There are so many conflicting statistics and theories about Chinese gold demand that there is a distinct possibility that Beijing is stockpiling hundreds of tons of gold discretely, through both official and secret sources. According to Forbes’ China-based gold correspondent, Su-ching Jean Chen, “speculation abounds about a large trove of gold that seems to be missing from the global market. Analysts calculate that up to 500 tons or more are stashed away, based on the difference between China’s domestic gold production of 428 tons in 2013 plus its estimated gold imports of at least 1,158 tons, and its annual demand of about 1,066 tons.” That’s 1,586 tons of supply vs. 1,066 tons of private demand, leaving a gap in demand of about 520 tons. Naturally, the chief suspect is “clandestine buying by China’s central bank.”

 

While the Chinese central bank is likely accumulating the bulk of that 520-ton “demand gap” in official statistics, a second theory involves gold stockpiling by 12 Chinese commercial banks. Zhu Zhigang, Vice Chairman of the Gold Association of Guangdong (province), says that “unknown quantities” of gold were accumulated by 12 banks that received licenses to import gold into China since 2012.  Before 2012, only four banks were allowed to hold gold. In addition, two major international banks, HSBC and the Australia and New Zealand Banking Group, were added to the list of approved gold-storage banks in early 2014.

 

A third theory involves domestic jewelry fabricators stockpiling gold at today’s cheap prices in order to fuel growing demand for gold.  In 2013, there were some shortages in gold at leading jewelers in China, a situation which caused riots among customers. They want to avoid any such riots this year so, in addition to buying gold from the Shanghai Exchange, they are also storing gold “on loan” from China’s producers.

 

Hundreds of millions of Chinese citizens are growing richer by giant steps.  They are able to afford gold for themselves and for their loved ones for the first time in their lives.  They are also beset with chronic “bubbles” in real estate and stocks, making those investments seem too dangerous.  Chinese banks are unreliable, making gold a preferable store of savings over bank accounts.  In the meantime, the Chinese yuan is losing value, partly to secure trade advantages, making China’s domestic currency worth less.  This pushes gold up in terms of the Chinese yuan.
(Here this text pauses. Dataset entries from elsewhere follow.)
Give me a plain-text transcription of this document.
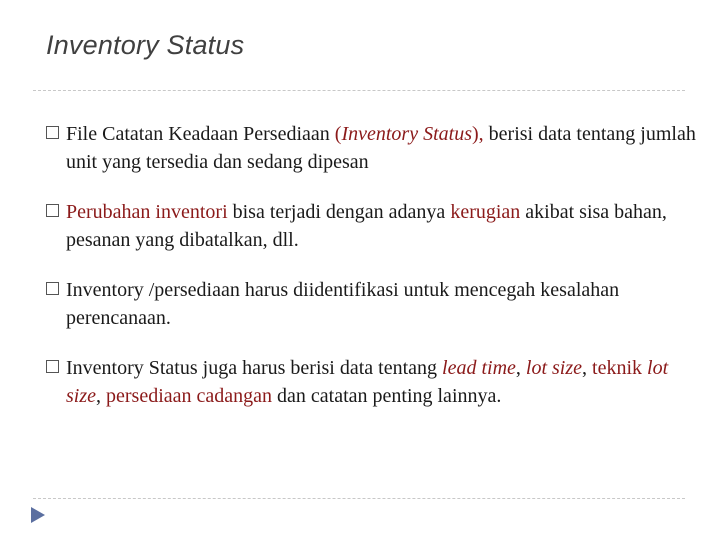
Inventory Status
File Catatan Keadaan Persediaan (Inventory Status), berisi data tentang jumlah unit yang tersedia dan sedang dipesan
Perubahan inventori bisa terjadi dengan adanya kerugian akibat sisa bahan, pesanan yang dibatalkan, dll.
Inventory /persediaan harus diidentifikasi untuk mencegah kesalahan perencanaan.
Inventory Status juga harus berisi data tentang lead time, lot size, teknik lot size, persediaan cadangan dan catatan penting lainnya.
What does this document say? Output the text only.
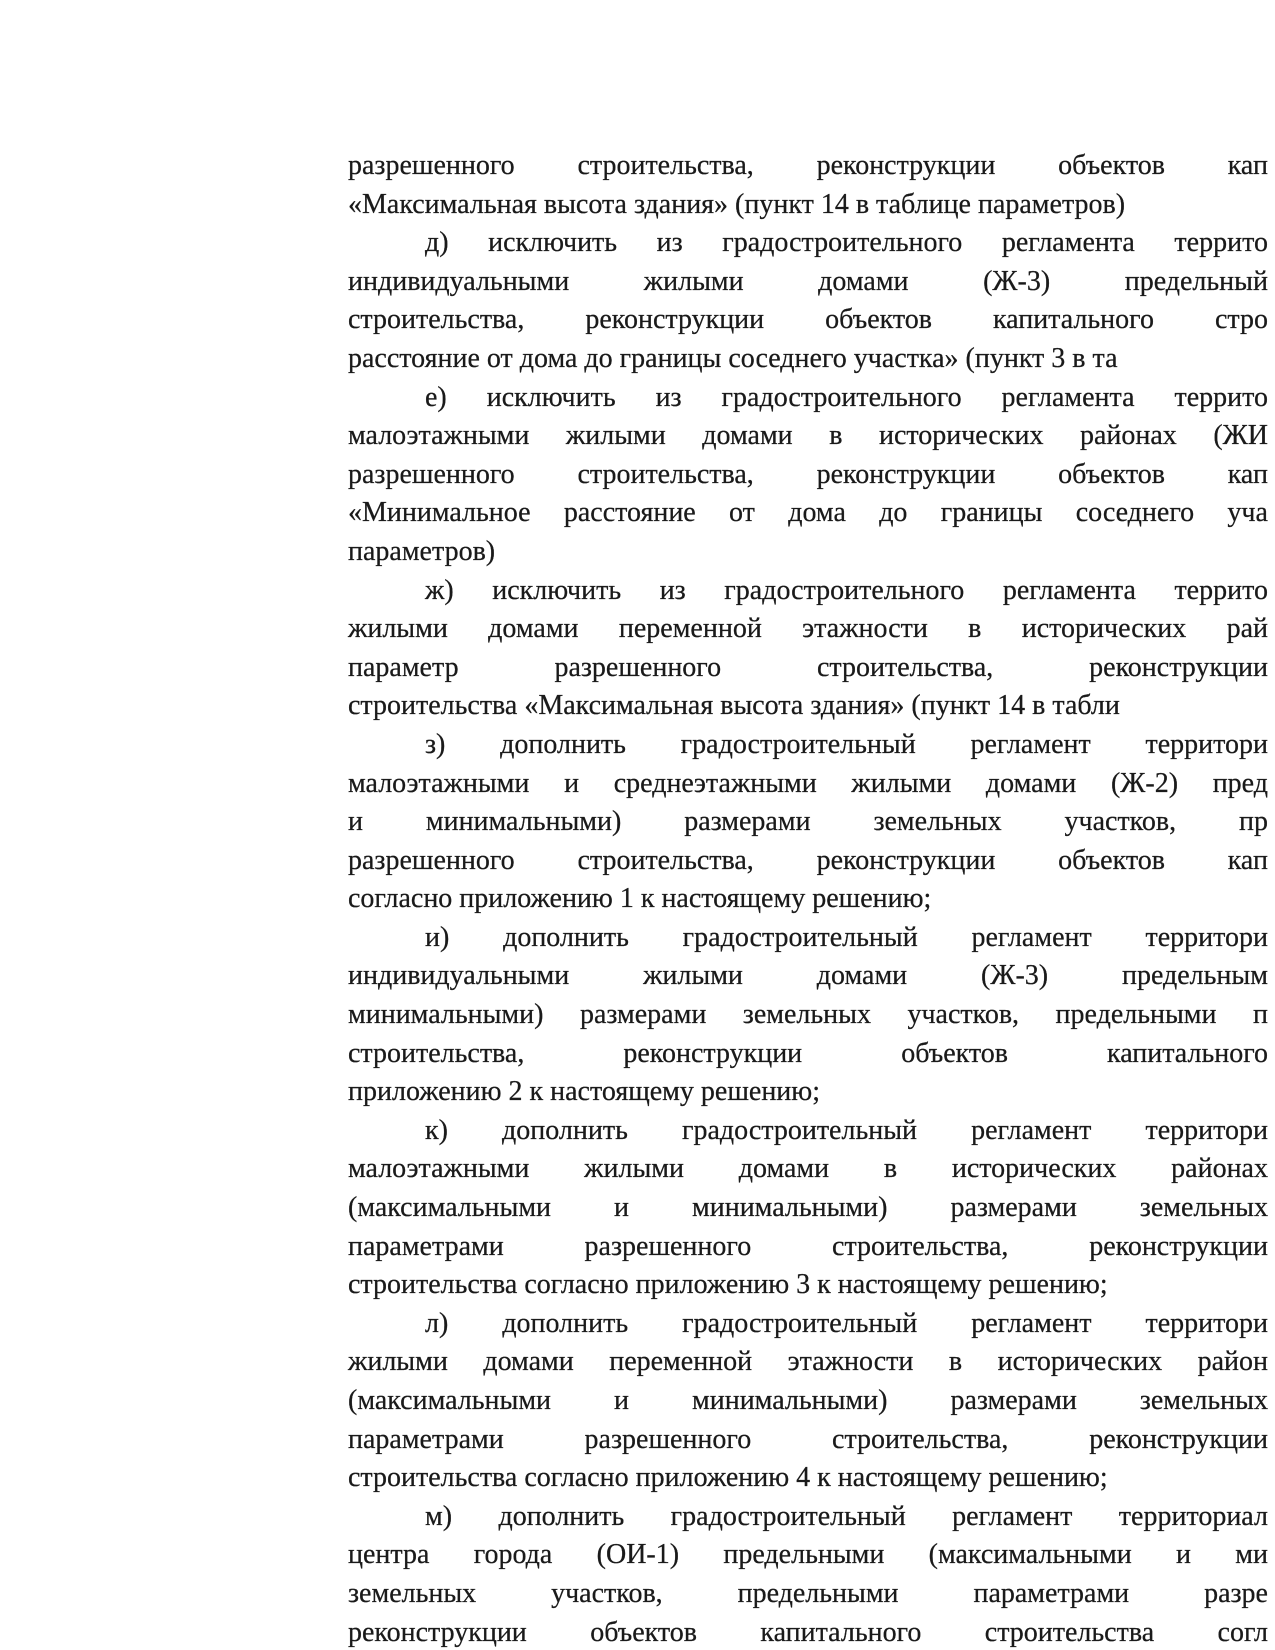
разрешенного строительства, реконструкции объектов кап
«Максимальная высота здания» (пункт 14 в таблице параметров)
д) исключить из градостроительного регламента террито
индивидуальными	жилыми	домами	(Ж-3)	предельный
строительства, реконструкции объектов капитального стро
расстояние от дома до границы соседнего участка» (пункт 3 в та
е) исключить из градостроительного регламента террито
малоэтажными жилыми домами в исторических районах (ЖИ
разрешенного строительства, реконструкции объектов кап
«Минимальное расстояние от дома до границы соседнего уча
параметров)
ж) исключить из градостроительного регламента террито
жилыми домами переменной этажности в исторических рай
параметр	разрешенного	строительства,	реконструкции
строительства «Максимальная высота здания» (пункт 14 в табли
з) дополнить градостроительный регламент территори
малоэтажными и среднеэтажными жилыми домами (Ж-2) пред
и минимальными) размерами земельных участков, пр
разрешенного строительства, реконструкции объектов кап
согласно приложению 1 к настоящему решению;
и) дополнить градостроительный регламент территори
индивидуальными	жилыми	домами	(Ж-3)	предельным
минимальными) размерами земельных участков, предельными п
строительства,	реконструкции	объектов	капитального
приложению 2 к настоящему решению;
к) дополнить градостроительный регламент территори
малоэтажными жилыми домами в исторических районах
(максимальными и минимальными) размерами земельных
параметрами	разрешенного	строительства,	реконструкции
строительства согласно приложению 3 к настоящему решению;
л) дополнить градостроительный регламент территори
жилыми домами переменной этажности в исторических район
(максимальными и минимальными) размерами земельных
параметрами	разрешенного	строительства,	реконструкции
строительства согласно приложению 4 к настоящему решению;
м) дополнить градостроительный регламент территориал
центра города (ОИ-1) предельными (максимальными и ми
земельных	участков,	предельными	параметрами	разре
реконструкции объектов капитального строительства согл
All these factors make gold a valuable form of savings.

 

China is the world’s most populous nation, at nearly 1.4 billion people.  Demographers estimate that there are 401.5 million households in China. If each family bought just one ounce of gold per decade – one-tenth of an ounce per year – that would amount to 1,250 tons of gold demand per year, plus whatever the central bank buys.  It’s conceivable that China could consume 50% of the newly-mined gold over the next decade, creating a supply shortage in other global markets, thereby driving the price of gold much higher.